Chinese developer Oceanwide Holdings looks to be trying to exit the U.S. market, either partially or fully, putting its considerable development portfolio in New York, Los Angeles, and San Francisco all on the market at once. And that includes the under-construction Oceanwide Center at First and Mission — originally planned to be a two-tower complex, though now only one tower remains in the works.

As the SF Business Times reports, commercial real estate firm JLL is handling the listing of the SF tower, which will include 1.1 million square feet of office space that Salesforce reportedly already has its eyes on leasing. The taller, 910-foot tower designed by  Foster + Partners and Heller Manus Architects is under construction and due to be complete in 2023, while construction was halted in October on the shorter, 600-foot (54-story) tower next door. The taller tower, which will be second only in height on the skyline to Salesforce Tower, will include 34 floors of office space and 20 floors of residential (109 condos) on the top. The shorter tower was slated to be home to a Waldorf Astoria hotel, as well as 156 condos on the upper floors.
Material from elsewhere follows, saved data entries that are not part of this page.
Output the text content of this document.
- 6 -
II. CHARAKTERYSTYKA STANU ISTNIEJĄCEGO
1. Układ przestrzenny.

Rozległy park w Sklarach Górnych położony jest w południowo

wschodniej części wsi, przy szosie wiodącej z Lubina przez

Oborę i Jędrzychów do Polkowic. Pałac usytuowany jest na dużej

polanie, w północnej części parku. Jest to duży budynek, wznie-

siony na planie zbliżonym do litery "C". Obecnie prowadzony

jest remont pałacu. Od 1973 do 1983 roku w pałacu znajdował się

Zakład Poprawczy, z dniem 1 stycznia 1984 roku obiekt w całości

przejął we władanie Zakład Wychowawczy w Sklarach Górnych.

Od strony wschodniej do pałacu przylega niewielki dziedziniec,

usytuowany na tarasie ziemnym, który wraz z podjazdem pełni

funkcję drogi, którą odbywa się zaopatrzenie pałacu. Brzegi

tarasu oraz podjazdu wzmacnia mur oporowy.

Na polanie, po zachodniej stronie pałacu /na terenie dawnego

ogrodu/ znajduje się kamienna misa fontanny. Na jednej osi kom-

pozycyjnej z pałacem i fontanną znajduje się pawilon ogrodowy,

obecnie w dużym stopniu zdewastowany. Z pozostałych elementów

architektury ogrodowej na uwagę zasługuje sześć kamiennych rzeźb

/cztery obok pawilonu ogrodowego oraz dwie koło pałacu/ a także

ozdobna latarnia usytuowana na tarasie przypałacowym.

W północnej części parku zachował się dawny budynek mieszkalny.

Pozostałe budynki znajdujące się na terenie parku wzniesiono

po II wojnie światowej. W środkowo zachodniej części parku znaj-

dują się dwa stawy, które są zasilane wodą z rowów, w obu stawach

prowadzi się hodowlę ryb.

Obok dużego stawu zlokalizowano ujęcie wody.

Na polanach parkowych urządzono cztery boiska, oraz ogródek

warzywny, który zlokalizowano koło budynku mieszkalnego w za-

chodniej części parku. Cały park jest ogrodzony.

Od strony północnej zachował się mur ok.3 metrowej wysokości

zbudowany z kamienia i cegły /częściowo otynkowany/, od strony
Some experts speculated to the Business Times that the shorter tower may no longer make financial sense as planned, so it remains to be seen if there will be a hotel component, or what will happen with it.

Oceanwide broke ground on the project in 2016 with plans to have it complete by 2021. Delays have pushed that by two years, and even further for the second tower, which may have to be completed by another development team (and thus the whole thing may not be called "Oceanwide Center" much longer).

In addition to marketing the $1.6 billion San Francisco development — which already took some bids late last year that Oceanwide rejected — Oceanwide Holdings is looking to offload its Oceanwide Plaza development in Los Angeles. That project, which briefly halted construction in January but has since resumed, includes a Park Hyatt hotel and 504 condos, as well as retail space.

And the developer is looking for a taker for a development site it purchased at 80 South Street in New York — a site for a super-tall, 1,400 tower near Manhattan's South Street Seaport that's already been designed.